Because the genes of the two are completely different and incompatible.

It's the same with Apple's M&A, where there are too few companies that can match Apple's DNA. Dell, now worth $14.5 billion, is not without the strength to acquire Apple, and Stephen Grossman, the chairman of the Democratic Party, was also asked by DuPont to lobby for the acquisition of Apple, but Dell was unmoved, and said, "What will I do? I will just shut down Apple and return the money to shareholders." This famous quote in the face.

Dell made this gesture because he clearly realized that Apple and Dell are completely different companies, and taking over Apple, the corporate cultures of the two companies will have a violent conflict, and eventually Dell will go to the abyss together.

If there is any other company in the world that can resonate with Apple, it is Matrix.

Emphasis on genius, product perfectionism, unique marketing model, excellent and artistic industrial design, these are the genes that were originally engraved in Apple's bones, and now, they have been perfectly inherited by Matrix.

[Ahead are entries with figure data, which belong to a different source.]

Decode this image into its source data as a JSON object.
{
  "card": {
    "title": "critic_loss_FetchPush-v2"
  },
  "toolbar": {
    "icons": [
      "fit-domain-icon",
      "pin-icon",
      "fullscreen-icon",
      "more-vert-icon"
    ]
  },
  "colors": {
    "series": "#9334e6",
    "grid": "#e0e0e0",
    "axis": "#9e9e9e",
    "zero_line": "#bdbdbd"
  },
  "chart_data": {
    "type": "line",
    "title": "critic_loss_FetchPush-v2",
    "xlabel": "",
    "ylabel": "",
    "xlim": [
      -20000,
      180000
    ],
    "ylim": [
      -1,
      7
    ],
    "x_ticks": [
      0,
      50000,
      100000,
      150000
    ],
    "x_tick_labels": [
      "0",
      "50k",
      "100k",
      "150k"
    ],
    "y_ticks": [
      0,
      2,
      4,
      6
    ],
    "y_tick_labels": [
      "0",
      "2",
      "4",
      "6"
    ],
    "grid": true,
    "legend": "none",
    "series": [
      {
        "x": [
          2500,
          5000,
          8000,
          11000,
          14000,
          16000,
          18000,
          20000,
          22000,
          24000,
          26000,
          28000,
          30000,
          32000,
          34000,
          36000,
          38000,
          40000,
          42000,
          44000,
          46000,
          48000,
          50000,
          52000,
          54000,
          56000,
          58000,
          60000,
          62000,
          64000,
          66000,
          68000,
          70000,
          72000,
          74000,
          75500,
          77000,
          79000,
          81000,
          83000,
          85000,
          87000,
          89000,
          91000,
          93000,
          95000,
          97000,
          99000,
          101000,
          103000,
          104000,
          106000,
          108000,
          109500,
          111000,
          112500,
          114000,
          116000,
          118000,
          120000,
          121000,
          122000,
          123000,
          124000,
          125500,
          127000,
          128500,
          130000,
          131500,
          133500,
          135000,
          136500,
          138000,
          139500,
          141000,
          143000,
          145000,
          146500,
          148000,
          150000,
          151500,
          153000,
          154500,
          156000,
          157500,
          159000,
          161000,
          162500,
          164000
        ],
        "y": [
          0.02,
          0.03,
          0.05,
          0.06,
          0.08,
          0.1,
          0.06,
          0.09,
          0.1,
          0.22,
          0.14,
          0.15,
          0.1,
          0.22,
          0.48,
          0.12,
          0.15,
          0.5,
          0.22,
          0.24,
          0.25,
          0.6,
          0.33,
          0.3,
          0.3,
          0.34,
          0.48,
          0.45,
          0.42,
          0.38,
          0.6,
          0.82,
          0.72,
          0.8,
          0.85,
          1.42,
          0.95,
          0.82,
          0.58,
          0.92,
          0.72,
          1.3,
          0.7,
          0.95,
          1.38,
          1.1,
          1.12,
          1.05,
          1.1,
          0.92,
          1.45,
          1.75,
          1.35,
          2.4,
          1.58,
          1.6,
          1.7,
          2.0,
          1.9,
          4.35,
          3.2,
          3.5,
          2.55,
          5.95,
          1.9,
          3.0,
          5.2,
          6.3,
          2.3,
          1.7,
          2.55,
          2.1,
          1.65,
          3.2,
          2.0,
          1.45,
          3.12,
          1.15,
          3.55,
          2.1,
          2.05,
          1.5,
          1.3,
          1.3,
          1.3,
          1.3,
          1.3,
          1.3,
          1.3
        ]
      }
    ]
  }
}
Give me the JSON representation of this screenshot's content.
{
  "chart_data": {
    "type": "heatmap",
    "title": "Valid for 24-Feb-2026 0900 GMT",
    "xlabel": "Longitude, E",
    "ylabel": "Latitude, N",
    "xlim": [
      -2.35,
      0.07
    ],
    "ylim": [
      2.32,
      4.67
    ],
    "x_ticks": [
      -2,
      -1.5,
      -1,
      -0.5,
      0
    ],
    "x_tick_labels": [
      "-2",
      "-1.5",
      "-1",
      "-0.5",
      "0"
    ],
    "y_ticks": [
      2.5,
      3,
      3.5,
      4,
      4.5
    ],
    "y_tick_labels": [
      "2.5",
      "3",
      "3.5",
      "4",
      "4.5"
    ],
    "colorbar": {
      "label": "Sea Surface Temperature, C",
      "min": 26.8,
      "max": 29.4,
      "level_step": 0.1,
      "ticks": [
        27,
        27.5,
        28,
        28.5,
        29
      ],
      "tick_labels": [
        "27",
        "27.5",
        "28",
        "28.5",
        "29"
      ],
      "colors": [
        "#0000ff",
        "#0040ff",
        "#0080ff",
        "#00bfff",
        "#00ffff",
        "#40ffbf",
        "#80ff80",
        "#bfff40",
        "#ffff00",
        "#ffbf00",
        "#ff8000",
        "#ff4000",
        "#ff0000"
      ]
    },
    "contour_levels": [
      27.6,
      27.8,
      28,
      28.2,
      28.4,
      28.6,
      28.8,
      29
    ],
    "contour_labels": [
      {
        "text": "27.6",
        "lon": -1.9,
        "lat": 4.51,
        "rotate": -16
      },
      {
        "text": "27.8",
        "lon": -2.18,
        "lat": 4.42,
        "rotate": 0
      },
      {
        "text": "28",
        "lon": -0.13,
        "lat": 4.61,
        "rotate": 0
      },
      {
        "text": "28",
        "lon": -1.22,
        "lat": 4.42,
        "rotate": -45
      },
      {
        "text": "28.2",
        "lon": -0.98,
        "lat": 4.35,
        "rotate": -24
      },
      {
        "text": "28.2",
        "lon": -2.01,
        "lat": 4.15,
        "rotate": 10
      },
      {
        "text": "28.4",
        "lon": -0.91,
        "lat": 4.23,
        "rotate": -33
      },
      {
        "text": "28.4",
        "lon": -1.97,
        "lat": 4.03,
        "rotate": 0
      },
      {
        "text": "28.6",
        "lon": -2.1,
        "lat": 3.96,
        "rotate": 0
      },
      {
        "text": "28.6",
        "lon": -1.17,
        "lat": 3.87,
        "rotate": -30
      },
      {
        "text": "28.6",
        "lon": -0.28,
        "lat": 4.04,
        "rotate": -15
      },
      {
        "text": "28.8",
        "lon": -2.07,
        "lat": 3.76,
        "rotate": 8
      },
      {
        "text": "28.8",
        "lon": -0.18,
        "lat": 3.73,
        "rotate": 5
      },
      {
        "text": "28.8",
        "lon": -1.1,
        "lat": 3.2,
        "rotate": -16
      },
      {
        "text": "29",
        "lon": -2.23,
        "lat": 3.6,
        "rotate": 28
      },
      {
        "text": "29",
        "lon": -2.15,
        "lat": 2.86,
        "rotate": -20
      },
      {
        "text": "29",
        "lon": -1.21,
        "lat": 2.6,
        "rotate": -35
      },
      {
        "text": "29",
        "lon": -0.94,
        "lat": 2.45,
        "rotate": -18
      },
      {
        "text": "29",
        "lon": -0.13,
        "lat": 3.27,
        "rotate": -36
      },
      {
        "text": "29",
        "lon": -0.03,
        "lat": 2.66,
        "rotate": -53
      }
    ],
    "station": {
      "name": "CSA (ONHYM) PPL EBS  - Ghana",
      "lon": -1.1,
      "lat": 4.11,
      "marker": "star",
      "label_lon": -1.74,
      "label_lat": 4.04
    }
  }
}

No, it's not just inheritance, it's strengthening.

In the blink of an eye, Moretz had a myriad of prospects in mind after Matrix acquired Apple.

"It's a great move, after the acquisition, Matrix will naturally be able to go public through the backdoor. It's killing two birds with one stone, no, it's three eagles. Moretz's eyes gleamed with excitement, "Zack, you're a genius. ”

There are two more more, which are being written.